Simplifying trig functions

[garytse86]

I am currently learning how to simplify trig functions, but is there a way to know which formulae to use?

In my text book there are three formulae:

cos^2ttheta + sin^2theta = 1
1 + tan^2theta = sec^2theta
cot^2theta + 1 = cosec^2theta

I am also stuck in this question:

prove this identity:

cosA / (1 - tanA) + sinA / (1 - cotA) = Sin A + cosA

Since this requires a proof I need to work on the LHS and RHS separately. Can someone help me start this question? I really appreciate your help.

[KLscilevothma]

First off, work on the complicated side, which is the LHS.

Usually if we see tan A and cot A in an expression together with sin A and cos A, we change tan A to sin A/cos A and cot A to cos A/ sin A before further simplifying the expression. In this question, you don't need to use the 3 formulae listed.

[garytse86]

well, the best I have done is this stage:

(cos^2A - sin^2A / cosA) + (sin^2A - cos^2A / sinA)

[KLscilevothma]

Please show your working as I think the expression you got isn't correct. You can try to substitute A=30 degrees to (cos^2A - sin^2A / cosA) + (sin^2A - cos^2A / sinA) and (Sin A + cosA), you'll get 2 different values.

[garytse86]

sorry the LHS was this:

(cos^2A - sin^2A / cosA) + (sin^2A - cos^2A / sinA) + sinA + cosA

[KLscilevothma]

Originally posted by garytse86
sorry the LHS was this:

(cos^2A - sin^2A / cosA) + (sin^2A - cos^2A / sinA) + sinA + cosA

If (cos^2A - sin^2A / cosA) + (sin^2A - cos^2A / sinA) + sinA + cosA = sin A + cos A

then,
(cos^2A - sin^2A / cosA) + (sin^2A - cos^2A / sinA) = 0
which is also not correct

Your orginal question is to prove
cosA / (1 - tanA) + sinA / (1 - cotA) = Sin A + cosA

Let's focus on cosA / (1 - tanA) first. After changing tan A to sin A/cos A, what do you get ? (Hint: you need to simply the denominator first)

[garytse86]

you get:

(cosA / 1- (sinA/cosA)) + (sinA / 1- (cosA/sinA))

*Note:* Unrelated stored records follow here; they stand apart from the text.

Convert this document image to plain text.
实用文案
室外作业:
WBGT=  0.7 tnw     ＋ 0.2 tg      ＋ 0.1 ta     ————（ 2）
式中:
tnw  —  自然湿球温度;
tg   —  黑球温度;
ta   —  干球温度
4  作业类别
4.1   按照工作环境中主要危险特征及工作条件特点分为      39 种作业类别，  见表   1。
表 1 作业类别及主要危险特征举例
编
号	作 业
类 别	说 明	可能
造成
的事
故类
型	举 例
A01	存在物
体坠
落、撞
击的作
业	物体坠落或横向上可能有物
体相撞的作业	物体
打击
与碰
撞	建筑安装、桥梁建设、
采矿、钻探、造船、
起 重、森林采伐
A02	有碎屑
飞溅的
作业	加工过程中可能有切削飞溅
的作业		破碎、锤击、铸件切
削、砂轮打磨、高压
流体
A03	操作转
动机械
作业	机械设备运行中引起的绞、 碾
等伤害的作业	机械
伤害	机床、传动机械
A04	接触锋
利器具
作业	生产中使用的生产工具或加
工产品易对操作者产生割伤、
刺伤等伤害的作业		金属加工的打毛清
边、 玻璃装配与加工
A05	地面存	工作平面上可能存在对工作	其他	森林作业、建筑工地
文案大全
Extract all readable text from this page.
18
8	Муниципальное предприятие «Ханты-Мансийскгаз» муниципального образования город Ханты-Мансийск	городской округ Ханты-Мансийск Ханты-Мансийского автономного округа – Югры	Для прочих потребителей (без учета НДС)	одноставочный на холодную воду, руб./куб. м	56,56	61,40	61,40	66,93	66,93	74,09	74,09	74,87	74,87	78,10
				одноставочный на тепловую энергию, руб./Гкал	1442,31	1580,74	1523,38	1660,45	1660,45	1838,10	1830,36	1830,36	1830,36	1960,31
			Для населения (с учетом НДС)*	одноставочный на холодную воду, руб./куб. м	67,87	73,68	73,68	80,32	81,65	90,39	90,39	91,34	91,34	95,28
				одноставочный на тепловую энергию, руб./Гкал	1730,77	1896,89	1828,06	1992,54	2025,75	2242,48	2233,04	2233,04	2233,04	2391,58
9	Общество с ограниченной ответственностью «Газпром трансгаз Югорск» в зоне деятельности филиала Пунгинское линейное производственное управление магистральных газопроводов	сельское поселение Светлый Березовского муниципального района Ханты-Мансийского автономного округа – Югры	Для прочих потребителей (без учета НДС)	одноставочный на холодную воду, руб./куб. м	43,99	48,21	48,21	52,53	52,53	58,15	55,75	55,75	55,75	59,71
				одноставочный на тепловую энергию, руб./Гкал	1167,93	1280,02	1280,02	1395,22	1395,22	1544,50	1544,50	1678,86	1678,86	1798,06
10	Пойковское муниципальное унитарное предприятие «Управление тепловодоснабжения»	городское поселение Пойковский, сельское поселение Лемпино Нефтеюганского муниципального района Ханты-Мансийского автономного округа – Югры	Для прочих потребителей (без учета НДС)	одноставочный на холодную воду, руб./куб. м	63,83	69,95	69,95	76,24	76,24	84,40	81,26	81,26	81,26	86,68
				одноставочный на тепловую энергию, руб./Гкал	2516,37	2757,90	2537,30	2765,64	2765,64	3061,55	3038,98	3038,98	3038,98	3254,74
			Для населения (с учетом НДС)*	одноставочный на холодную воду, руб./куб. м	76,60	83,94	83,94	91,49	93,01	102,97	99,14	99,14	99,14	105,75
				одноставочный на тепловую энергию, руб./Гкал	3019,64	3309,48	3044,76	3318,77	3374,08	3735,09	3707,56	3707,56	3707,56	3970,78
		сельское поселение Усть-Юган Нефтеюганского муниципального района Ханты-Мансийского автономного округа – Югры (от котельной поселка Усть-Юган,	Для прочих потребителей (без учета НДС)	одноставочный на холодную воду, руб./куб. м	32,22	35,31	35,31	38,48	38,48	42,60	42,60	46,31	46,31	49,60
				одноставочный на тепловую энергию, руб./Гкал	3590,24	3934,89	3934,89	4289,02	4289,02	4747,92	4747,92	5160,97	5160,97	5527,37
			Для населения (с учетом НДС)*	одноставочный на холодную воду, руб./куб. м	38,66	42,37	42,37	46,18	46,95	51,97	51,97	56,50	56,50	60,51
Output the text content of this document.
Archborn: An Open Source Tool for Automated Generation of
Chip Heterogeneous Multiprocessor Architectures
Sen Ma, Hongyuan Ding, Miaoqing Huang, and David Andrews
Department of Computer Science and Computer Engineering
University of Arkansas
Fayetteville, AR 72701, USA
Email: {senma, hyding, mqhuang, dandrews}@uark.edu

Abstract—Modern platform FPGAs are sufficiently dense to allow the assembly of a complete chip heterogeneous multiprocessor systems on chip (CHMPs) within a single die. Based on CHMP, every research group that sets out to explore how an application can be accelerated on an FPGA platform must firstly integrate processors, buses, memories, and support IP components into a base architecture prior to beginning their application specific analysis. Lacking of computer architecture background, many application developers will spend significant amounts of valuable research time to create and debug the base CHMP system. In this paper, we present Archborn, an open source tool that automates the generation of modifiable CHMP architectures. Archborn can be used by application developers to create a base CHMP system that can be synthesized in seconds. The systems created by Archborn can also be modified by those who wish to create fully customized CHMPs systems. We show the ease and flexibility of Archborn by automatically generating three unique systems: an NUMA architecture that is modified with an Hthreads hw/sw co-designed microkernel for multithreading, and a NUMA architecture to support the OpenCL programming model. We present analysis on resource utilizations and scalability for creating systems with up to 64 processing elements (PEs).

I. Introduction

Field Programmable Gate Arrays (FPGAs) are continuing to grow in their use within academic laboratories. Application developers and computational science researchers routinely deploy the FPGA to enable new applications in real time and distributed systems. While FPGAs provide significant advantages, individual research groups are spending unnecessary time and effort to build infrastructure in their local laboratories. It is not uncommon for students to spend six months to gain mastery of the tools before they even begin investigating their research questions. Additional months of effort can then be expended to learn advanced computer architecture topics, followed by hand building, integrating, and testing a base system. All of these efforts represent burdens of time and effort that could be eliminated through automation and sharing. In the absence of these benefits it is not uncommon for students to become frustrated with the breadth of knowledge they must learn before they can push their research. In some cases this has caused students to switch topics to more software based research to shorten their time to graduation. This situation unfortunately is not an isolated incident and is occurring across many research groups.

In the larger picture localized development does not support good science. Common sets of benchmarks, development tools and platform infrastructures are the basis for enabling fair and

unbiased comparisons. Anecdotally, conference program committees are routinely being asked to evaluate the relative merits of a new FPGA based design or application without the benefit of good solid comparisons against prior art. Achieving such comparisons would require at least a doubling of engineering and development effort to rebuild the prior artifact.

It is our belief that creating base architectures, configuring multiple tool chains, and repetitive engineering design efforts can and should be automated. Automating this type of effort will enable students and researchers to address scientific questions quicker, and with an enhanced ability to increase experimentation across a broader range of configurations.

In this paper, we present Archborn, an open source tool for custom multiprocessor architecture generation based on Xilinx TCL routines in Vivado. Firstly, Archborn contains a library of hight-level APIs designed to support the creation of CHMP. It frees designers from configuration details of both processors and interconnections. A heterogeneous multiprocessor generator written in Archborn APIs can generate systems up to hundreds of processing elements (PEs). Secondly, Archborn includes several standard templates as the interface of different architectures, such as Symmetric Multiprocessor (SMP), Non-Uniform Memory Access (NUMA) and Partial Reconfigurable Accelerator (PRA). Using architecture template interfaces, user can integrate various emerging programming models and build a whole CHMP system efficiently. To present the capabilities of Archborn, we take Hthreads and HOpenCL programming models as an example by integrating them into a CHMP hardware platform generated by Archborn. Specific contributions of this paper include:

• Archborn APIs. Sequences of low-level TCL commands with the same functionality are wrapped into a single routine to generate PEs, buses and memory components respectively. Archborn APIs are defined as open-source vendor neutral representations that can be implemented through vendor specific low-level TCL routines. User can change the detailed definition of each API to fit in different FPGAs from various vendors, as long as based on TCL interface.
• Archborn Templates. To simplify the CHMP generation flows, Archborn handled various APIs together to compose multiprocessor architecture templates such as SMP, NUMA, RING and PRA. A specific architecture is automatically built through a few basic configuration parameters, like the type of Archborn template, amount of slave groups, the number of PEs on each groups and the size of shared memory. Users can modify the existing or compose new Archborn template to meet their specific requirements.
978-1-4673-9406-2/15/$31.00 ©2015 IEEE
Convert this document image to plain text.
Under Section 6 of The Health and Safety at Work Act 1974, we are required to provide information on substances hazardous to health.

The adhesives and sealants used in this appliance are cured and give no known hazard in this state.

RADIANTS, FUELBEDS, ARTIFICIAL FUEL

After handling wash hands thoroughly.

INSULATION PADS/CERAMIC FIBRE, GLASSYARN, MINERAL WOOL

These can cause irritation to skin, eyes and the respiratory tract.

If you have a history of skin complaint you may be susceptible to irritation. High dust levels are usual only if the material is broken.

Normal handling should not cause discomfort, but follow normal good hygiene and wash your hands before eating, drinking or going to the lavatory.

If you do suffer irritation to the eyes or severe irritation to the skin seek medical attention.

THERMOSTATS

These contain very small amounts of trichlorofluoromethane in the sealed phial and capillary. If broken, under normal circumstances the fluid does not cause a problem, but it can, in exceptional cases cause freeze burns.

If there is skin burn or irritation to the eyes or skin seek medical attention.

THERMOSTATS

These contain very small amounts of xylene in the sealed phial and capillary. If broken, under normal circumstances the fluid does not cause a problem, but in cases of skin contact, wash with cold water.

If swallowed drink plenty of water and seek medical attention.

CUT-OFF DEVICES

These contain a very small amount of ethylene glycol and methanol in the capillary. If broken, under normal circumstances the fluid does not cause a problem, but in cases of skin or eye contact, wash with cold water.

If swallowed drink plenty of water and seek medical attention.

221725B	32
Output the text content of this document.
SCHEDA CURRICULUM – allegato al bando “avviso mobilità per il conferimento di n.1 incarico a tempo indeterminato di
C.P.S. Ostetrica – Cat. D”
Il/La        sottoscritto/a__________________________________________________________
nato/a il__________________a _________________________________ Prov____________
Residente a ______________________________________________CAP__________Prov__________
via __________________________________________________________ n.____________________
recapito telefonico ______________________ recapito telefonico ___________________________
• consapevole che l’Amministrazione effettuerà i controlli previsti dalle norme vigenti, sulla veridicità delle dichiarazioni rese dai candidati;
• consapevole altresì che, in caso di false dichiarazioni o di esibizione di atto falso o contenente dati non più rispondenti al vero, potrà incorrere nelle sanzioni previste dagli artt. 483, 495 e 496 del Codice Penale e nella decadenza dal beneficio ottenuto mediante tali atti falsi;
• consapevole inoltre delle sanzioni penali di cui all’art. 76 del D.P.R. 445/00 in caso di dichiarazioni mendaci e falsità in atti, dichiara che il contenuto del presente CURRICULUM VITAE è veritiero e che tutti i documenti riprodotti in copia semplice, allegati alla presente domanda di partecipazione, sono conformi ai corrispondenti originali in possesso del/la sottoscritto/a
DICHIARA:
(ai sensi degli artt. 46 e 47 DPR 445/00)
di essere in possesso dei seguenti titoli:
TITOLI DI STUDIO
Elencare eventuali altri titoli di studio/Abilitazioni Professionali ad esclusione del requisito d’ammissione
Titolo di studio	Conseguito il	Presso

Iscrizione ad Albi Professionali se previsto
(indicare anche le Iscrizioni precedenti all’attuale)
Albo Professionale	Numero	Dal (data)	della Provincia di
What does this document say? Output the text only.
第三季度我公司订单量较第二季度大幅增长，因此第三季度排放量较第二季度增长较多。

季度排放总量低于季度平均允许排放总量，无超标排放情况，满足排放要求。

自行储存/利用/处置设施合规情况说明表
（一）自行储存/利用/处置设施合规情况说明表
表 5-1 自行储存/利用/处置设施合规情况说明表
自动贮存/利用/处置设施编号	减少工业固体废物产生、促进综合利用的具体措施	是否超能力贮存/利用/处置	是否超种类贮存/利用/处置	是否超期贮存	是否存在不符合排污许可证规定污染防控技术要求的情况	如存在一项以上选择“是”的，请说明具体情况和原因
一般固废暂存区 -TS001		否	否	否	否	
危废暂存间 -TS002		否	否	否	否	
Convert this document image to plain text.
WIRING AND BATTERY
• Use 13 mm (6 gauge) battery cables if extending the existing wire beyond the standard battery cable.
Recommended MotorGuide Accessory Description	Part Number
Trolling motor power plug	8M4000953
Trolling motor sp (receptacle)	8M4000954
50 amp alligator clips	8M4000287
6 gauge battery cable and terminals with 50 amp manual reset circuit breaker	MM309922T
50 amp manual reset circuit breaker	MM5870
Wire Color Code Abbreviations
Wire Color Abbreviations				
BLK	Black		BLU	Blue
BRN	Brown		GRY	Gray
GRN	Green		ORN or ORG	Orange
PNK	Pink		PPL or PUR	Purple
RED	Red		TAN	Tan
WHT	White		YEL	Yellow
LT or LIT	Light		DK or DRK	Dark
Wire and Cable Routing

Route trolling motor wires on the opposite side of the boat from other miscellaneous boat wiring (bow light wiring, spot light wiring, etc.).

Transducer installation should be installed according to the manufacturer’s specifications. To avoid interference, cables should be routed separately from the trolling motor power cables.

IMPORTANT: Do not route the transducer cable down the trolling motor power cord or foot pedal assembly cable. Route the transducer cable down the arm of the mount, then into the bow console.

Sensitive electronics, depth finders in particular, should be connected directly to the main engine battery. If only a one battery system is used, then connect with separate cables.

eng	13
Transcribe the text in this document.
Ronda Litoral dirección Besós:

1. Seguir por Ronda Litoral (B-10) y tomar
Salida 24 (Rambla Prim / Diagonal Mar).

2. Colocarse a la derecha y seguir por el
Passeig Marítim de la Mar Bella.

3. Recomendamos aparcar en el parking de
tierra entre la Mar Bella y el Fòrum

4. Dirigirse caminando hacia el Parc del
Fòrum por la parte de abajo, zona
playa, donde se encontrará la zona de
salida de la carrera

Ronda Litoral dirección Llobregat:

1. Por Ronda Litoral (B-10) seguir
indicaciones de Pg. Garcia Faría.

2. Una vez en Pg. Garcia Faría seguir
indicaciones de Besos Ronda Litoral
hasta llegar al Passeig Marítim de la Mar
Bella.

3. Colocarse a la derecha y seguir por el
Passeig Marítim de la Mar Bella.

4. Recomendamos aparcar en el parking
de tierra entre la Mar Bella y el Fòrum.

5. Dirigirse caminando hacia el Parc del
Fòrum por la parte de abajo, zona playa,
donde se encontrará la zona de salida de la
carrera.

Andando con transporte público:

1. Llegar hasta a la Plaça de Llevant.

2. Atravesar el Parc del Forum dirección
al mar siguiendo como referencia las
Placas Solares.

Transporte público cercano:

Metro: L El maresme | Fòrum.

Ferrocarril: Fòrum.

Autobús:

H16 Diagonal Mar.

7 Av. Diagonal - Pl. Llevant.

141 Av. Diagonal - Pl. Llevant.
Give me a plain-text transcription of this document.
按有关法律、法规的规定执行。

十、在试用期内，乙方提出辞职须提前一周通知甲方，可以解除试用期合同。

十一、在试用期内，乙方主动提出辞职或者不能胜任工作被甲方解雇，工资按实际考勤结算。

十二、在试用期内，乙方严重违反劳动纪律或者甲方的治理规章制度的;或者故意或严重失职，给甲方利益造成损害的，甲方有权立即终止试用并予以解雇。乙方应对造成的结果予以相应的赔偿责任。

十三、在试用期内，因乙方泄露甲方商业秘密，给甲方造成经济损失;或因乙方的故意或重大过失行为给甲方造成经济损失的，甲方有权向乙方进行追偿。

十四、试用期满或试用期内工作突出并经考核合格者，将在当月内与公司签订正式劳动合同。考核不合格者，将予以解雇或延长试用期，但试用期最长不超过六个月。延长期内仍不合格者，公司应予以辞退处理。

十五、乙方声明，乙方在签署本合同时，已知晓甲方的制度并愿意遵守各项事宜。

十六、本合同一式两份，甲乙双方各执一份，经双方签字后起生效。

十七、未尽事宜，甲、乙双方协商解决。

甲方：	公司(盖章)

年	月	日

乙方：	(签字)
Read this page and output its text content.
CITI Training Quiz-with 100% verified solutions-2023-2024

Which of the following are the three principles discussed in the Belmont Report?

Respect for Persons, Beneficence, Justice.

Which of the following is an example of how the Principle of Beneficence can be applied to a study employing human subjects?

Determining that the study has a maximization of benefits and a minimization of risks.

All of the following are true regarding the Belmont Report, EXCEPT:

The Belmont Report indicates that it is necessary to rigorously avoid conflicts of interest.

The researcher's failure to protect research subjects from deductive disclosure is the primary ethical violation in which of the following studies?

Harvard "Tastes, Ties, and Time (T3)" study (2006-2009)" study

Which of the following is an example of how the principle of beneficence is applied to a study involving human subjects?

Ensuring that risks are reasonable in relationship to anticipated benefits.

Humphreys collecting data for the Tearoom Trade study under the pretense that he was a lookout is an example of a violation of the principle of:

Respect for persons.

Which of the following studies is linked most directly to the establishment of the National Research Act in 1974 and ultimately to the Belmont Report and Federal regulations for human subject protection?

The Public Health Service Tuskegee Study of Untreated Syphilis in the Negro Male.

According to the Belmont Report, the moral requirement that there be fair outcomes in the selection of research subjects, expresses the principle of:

= cosA ( 1- (cosA/sinA)) + sinA (1- (sinA/cosA))

= cosA - (cos^2A/sinA) + sinA - (sin^2A/cosA)

[KLscilevothma]

Originally posted by garytse86
(cosA / 1- (sinA/cosA)) + (sinA / 1- (cosA/sinA))

= cosA ( 1- (cosA/sinA)) + sinA (1- (sinA/cosA)) [/B]

This step is wrong.

The correct steps should be (I'll only do [cosA/(1 - tanA)] )
1-tan A
= 1- (sin A / cos A)
= (cos A - sin A) / cos A

therefore,
cos A / (1- tan A)
= cos A / [(cos A - sin A) / cos A]
= cos2A / (cos A - sin A)

Can you do the second part yourself and simplify the LHS ?

[garytse86]

the second part would be:

sin^2A / (sinA - cosA)

[KLscilevothma]

Bingo! So can you prove the identity now ? And do you know what you have done wrong?

[garytse86]

yeah, I know what I have done wrong, but how does this prove that identity = sin A + cos A?

[KLscilevothma]

cos2A / (cos A - sin A) + sin2A / (sinA - cosA)
= cos2A / (cos A - sin A) - sin2A / (cos A - sin A)
= (cos2A - sin2 A)/(cos A - sin A)
= (cos A - sin A)(cos A + sin A)/ (cos A - sin A)
= cos A + sin A

[garytse86]

thanks very much for your help, kl.[;)]